Certbot can't access/create the .well-known/acme-challenge folder/file

r3d_f0x · December 17, 2020, 12:06am

I'm not sure how to configure things on the droplet end to use the load balancer.

rg305 · December 17, 2020, 5:31am

I will keep my posts to one question at a time; So here is the first (in bold):

Which folder path exactly? {please show the full path created}
[Your location and the folder path your created are probably NOT matching one another.]

You used:

r3d_f0x · December 17, 2020, 2:27pm

This is the path: ls -a /var/www/wikifamily/.well-known
. ..

This is the settings for the file:

server {
        listen 0.0.0.0:80;
        root /var/www/wikifamily;
        index index.php;

        server_name f0xwikis.rfx.fi
                www.f0xwikis.rfx.fi
                globalwiki.rfx.fi
                www.globalwiki.rfx.fi;

          location ~* \.php$ {
                 fastcgi_pass unix:/run/php/php7.3-fpm.sock;
                 include         fastcgi_params;
                 fastcgi_param   SCRIPT_FILENAME    $document_root$fastcgi_script_name;
                 fastcgi_param   SCRIPT_NAME        $fastcgi_script_name;
          }
}

Instead of this

    location ~ /.well-known {
            default_type "text/plain";
            root /var/www/wikifamily;
    }

I'm going to try this

    location ~ /.well-known {
            default_type "text/plain";
            root /var/www/wikifamily/.well-known;
    }

Edit: It doesn't work.

griffin · December 17, 2020, 6:38pm

You don't want to create your own exception if you're using the nginx authenticator. If you want to create your own exception, use the webroot authenticator instead:

--webroot -w /path/to/your/webroot

griffin · December 17, 2020, 6:42pm

rg305 · December 17, 2020, 7:29pm

You need to understand what the location statement does to the URL request.
Please make some test files and folders to see where it actually connects to.

make path: /var/www/wikifamily/.well-known/acme-challenge/
place a test file: /var/www/wikifamily/.well-known/acme-challenge/test1
make path: /var/www/wikifamily/acme-challenge/
place a test file: /var/www/wikifamily/acme-challenge/test2
place a test file: /var/www/wikifamily/acme-challenge/test3
place a test file: /var/www/wikifamily/test4

It first must be accessible before you continue testing with certbot.
And the path must be corrected (if needed) to include the full challenge path.
[once the full path is working, then you can proceed with your certbot testing]

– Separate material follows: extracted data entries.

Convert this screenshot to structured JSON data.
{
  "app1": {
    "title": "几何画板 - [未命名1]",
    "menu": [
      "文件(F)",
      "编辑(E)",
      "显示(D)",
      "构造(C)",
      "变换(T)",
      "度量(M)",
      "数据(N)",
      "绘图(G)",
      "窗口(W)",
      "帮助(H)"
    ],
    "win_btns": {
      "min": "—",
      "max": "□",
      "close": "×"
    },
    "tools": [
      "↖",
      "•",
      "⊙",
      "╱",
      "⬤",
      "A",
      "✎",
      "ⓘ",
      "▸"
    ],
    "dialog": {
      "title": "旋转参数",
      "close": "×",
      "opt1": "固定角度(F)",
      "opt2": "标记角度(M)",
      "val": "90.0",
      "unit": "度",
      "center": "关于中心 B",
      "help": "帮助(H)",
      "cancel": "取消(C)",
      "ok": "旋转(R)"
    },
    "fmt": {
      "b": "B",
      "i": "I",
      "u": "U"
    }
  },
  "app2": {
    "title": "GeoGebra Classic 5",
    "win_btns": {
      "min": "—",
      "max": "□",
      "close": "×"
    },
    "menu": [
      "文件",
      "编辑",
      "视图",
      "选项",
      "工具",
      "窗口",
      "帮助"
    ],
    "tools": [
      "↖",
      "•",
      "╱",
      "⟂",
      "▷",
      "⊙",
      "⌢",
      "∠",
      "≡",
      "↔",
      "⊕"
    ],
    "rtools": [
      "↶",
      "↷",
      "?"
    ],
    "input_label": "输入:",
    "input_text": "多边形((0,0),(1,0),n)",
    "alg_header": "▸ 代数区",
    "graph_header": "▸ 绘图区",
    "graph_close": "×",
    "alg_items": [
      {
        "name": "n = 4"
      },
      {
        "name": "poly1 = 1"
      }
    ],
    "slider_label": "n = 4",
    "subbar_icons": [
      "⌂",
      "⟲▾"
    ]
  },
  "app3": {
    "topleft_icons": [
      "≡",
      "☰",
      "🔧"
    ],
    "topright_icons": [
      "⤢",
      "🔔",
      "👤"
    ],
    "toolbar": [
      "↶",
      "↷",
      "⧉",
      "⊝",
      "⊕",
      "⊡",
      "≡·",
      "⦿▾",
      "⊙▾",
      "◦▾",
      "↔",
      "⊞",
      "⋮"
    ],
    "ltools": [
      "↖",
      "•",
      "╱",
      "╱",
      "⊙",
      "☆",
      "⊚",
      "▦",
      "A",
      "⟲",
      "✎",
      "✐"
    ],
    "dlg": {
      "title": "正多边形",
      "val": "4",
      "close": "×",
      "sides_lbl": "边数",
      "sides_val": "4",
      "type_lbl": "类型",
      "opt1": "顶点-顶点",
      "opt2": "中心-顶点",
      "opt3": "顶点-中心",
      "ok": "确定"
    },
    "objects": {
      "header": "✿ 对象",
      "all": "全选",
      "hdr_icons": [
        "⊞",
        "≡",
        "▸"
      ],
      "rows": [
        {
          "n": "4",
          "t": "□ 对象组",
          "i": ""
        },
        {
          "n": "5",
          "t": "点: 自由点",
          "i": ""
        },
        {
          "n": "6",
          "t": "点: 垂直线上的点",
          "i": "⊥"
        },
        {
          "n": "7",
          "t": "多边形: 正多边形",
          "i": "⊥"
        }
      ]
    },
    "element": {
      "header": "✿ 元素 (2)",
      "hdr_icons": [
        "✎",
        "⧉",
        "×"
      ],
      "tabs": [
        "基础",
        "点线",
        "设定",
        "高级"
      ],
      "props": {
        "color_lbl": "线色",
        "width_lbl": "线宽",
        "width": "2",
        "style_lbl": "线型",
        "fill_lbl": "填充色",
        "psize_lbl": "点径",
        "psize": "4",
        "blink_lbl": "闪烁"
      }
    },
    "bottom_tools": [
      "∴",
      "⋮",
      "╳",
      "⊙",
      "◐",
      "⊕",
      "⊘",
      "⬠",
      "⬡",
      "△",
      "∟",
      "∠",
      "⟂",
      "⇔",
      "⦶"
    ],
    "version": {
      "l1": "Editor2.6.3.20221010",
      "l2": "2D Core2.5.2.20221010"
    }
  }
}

r3d_f0x · December 18, 2020, 6:16pm

I was following the directions but it doesn't work and keeps saying the droplet is down.

griffin · December 18, 2020, 6:21pm

My recommendation to get your droplet functioning as quickly and effectively as possible would be to ask the DigitalOcean community:

system · January 17, 2021, 6:22pm

This topic was automatically closed 30 days after the last reply. New replies are no longer allowed.